Buscando garantir a isonomia entre os trabalhadores terceirizados e os empregados do tomador dos serviços, a proposta que ora apresentamos também contém disposições relativas aos direitos dos trabalhadores. Para tanto, assegura ao empregado da empresa prestadora de serviços a percepção dos direitos que integram convenção ou acordo coletivo de trabalho vigentes celebrados pelo sindicato da categoria profissional preponderante da empresa tomadora de serviços, desde que mais benéficos que o instrumento coletivo de sua categoria.

Prevemos ainda que, caso a convenção ou acordo coletivo de trabalho da tomadora estabeleça remuneração superior àquela percebida pelos empregados da empresa prestadora de serviços, esta deverá complementá-la por meio de abono, o qual passará a integrar a sua remuneração para todos os efeitos legais, durante a execução do contrato.

Tais medidas viam reduzir a discriminação corrente nos contratos de terceirização e evitar que tenhamos trabalhadores de primeira e de segunda categorias.

Estabelecemos ainda que configurar-se-á vínculo empregatício entre o empregado da empresa prestadora de serviços e a tomadora dos serviços quando estiverem presentes os requisitos previstos no art. 3º da Consolidação das Leis do Trabalho (CLT) ou quando o trabalhador exercer funções diferentes das descritas nos contratos entre as empresas.

No que diz respeito às sanções, nossa proposta estabelece que a infração ao disposto na lei acarreta multa no valor de R$ 1.000,00 (mil reais) por trabalhador em situação irregular. A única exceção é a infração ao dispositivo que trata da garantia e da manutenção do ambiente de trabalho, pela empresa tomadora de serviços, que implica a aplicação da multa prevista no art. 201 da CLT.

Nas disposições finais, prevemos ainda que o MTE editará normas complementares à execução da lei, assim como instruções à fiscalização.

Por fim, nossa proposta estabelece que a lei entrará em vigor 180 dias após sua publicação.

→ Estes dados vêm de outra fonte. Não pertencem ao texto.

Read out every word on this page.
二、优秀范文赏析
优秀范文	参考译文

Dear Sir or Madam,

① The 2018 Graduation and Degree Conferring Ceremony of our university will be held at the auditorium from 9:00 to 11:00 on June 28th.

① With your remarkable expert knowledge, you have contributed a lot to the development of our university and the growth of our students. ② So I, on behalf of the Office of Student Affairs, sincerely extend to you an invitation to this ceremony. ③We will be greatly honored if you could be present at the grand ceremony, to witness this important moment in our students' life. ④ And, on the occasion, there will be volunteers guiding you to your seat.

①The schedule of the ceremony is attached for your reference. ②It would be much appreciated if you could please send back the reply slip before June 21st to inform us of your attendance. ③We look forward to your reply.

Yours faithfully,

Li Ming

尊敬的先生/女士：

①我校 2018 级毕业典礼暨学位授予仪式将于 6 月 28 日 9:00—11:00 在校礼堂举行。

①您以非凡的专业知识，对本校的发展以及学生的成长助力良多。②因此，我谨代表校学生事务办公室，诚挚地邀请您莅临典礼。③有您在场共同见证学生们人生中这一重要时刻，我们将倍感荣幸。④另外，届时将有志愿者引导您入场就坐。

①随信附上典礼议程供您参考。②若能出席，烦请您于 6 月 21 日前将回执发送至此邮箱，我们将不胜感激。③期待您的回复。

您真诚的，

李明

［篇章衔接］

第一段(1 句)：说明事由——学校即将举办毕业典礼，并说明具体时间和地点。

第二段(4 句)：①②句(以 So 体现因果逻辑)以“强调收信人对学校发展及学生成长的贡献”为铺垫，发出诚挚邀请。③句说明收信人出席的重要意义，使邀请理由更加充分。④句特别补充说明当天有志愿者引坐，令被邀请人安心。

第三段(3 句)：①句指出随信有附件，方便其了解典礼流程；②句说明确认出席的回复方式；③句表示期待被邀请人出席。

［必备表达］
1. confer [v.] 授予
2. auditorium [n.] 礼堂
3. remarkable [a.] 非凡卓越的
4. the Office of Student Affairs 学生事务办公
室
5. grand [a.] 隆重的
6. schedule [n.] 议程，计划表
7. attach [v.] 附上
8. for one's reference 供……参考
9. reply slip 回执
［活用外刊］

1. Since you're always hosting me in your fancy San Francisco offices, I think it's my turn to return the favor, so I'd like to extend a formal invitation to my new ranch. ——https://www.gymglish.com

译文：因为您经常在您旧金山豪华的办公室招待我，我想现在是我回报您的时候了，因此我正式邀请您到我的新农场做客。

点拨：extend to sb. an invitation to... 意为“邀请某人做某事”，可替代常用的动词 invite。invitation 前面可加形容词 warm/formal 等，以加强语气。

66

Queremos ressaltar que a proposta que ora submetemos a esta Comissão Especial é fruto de longos debates travados pelas centrais sindicais, que a construíram levando em consideração a realidade que enfrentam no dia a dia.

Destacamos, ademais, que os representantes dos trabalhadores, entre os quais me incluo, apostam no desenvolvimento econômico do País, o que implica empresas fortes, bem-estabelecidas e lucrativas. Nenhum desenvolvimento econômico, no entanto, poderá se sustentar sem o correspondente desenvolvimento social, o que somente será possível com o cumprimento dos direitos dos trabalhadores e a observância de regras mínimas de bem-estar, de saúde e de segurança.

*Assis Melo é deputado federal pelo PCdoB do Rio Grande do Sul, presidente do Sindicato dos Metalúrgicos de Caxias do Sul e Região e dirigente nacional da Central dos Trabalhadores e Trabalhadoras do Brasil (CTB).